CHICAGO—At the 2018 ACR/ARHP Annual Meeting, Allen C. Steere, MD, delivered the Rheumatology Research Foundation Memorial Lecture honoring the late Charles M. Plotz, MD: Linking Gut Microbial Immunity with Autoimmunity in Joints in Patients with Rheumatoid Arthritis. Dr. Steere is professor of medicine at Harvard Medical School, Boston, and director of translational research in rheumatology at Massachusetts General Hospital. His ongoing research focuses on the possible role of infectious agents in the microbiome, particularly Prevatella copri, in the initiation and perpetuation of pathogenic immune responses in rheumatoid arthritis (RA).
Bacterial Colonies in the Gut
Rheumatologists have made great progress in understanding RA’s genetic risk factors, but are only now identifying its environmental factors, said Dr. Steere. His lecture focused on the gut as a potential site of immune stimulation.
“Most of the microbiota is in the gut—more than 1,000 bacterial species and over 1 trillion bacterial cells,” he said. Dysbiosis, or a disruption of the normal balance in the microbial commensal ecosystem, with narrowing diversity, may result in disease.2 Gut dysbiosis has been demonstrated in rheumatic diseases like RA, ankylosing spondylitis, psoriatic arthritis and reactive arthritis. Implicated organisms in these diseases vary, but one common feature is reduction in diversity, allowing expansion of certain species.
“The hypothesis,” said Dr. Steere, “is that with narrowed commensal diversity, certain organisms are able to expand, attach to and invade the gut mucosa, where they promote an exaggerated immune response, activating systemic inflammation in a way that contributes to joint disease.”3
A 2010 study using K/BxN TCR transgenic mice showed the importance of segmented filamentous bacteria (SFB) and Th17 responses in arthritis development.4 These mice are engineered to develop arthritis as a response to glucose-6-phosphate isomerase (GPI). The study showed the mice did not develop arthritis in a germ-free environment, “but the introduction of SFB in germ-free mice was sufficient to reinstate Th17 cells, leading to the production of autoantibodies and arthritis, and neutralization of IL-17 prevented arthritis,” he said.

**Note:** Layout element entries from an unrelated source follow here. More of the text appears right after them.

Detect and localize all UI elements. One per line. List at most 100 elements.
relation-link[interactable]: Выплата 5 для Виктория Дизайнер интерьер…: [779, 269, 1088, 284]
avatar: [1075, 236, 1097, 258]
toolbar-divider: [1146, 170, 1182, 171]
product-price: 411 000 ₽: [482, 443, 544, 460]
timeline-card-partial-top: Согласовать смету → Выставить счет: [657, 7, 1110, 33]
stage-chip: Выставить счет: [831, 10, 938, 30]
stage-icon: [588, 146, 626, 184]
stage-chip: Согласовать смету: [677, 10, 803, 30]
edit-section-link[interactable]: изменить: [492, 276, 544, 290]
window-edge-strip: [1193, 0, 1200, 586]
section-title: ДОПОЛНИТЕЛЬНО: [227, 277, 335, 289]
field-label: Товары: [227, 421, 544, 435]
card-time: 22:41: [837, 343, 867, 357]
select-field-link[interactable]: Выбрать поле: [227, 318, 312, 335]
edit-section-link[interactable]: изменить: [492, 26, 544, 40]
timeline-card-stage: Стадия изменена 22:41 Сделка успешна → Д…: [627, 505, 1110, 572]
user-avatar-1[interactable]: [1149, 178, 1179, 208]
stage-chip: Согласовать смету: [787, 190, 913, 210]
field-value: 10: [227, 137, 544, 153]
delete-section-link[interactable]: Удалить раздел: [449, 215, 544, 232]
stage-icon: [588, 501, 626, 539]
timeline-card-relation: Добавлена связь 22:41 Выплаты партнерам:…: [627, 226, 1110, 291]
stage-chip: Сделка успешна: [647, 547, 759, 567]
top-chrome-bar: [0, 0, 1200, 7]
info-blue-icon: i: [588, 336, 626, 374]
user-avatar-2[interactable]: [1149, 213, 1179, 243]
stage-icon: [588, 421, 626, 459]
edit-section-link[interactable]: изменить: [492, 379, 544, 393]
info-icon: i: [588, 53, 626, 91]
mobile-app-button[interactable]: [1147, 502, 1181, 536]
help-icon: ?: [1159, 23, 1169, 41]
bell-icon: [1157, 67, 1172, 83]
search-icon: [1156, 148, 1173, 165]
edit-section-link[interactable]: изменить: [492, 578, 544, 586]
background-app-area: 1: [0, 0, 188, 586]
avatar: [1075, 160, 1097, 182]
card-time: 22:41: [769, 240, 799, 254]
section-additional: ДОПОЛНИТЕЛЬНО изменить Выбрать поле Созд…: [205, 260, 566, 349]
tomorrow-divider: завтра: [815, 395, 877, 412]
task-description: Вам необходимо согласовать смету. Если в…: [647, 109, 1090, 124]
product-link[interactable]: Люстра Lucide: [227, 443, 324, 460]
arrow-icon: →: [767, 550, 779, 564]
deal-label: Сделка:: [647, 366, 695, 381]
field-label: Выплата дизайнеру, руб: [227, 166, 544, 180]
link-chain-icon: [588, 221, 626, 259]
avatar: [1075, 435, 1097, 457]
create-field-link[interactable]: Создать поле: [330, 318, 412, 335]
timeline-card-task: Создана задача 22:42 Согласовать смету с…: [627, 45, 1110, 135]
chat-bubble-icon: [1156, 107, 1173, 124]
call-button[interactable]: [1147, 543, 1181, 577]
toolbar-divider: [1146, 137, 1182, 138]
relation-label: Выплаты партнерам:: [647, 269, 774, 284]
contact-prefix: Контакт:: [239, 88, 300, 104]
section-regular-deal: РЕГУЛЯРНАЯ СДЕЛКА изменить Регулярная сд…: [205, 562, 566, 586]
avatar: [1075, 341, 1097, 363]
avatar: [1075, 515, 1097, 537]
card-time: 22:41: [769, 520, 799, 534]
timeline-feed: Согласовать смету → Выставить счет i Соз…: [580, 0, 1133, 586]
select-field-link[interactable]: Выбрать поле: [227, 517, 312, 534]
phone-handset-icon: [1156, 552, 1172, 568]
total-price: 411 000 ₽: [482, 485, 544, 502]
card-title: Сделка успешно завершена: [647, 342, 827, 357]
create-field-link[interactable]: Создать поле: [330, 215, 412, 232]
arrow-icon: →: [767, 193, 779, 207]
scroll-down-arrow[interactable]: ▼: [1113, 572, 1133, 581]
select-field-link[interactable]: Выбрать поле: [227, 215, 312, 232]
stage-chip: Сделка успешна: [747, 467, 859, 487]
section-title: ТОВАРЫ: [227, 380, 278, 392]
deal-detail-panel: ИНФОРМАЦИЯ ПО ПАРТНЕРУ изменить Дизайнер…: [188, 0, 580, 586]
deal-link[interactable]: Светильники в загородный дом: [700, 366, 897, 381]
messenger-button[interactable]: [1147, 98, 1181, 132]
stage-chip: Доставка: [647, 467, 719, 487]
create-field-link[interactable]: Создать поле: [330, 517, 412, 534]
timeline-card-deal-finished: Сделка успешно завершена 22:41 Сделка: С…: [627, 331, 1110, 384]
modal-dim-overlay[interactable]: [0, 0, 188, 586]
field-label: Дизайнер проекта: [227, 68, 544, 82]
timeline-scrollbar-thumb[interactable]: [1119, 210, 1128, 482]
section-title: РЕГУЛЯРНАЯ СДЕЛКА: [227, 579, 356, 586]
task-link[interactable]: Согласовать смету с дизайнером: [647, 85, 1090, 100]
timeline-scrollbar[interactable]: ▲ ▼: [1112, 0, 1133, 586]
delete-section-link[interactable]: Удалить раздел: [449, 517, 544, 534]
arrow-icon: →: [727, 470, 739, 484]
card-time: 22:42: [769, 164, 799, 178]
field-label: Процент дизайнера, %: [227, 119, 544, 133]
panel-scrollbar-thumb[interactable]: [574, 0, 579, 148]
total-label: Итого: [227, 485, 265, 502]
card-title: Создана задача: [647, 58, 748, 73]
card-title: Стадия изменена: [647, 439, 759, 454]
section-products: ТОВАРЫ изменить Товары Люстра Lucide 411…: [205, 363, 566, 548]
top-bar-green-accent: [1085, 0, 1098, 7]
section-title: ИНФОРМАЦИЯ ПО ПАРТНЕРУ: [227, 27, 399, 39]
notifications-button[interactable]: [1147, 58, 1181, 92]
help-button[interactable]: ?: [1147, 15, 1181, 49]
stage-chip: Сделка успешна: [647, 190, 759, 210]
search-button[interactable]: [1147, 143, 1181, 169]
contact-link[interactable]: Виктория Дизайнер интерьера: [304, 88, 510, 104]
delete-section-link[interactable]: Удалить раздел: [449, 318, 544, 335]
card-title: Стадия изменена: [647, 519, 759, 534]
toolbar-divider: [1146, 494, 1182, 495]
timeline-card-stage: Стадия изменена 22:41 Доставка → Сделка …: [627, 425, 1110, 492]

Humans do not have SFB. Can other organisms in humans’ microbiota induce this type of response? The answer is yes, said Dr. Steere. In a 2017 study, IgA-coated E. coli bacteria promoted Th17-dependent inflammation in patients with Crohn’s disease-related spondyloarthritis (SpA).5 They determined the identity of bacterial strains by 16S rDNA sequencing, and showed that only one bacterial taxon, E. coli Shigella, was significantly different between the two patient groups. E. coli were more often coated with IgA in patients with Crohn’s SpA than in those with just Crohn’s disease.
“What’s more, the height of the coating index to E. coli correlated with the BASDAI score in terms of the arthritis being more severe,” he said. Fifteen E. coli isolates from three patients were an invasive-adherent strain of the bacterium. Typically, commensal E. coli strains are neither adherent nor invasive. “Attachment and invasion of the organism to intestinal mucosa explains why the organism would activate Th17 responses.”
These authors conducted a study of KBxN mice and found that anti-GPI antibody titers were similar when the mice were inoculated with SFB or with the invasive-adherent E. coli strain isolated from the patients in the study. “This mouse is engineered to have autoantibody responses to GPI, but an organism implicated in human Crohn’s SpA, an invasive-adherent E. coli strain, was sufficient to cause Th17 responses and autoimmune arthritis in this model system,” Dr. Steere said.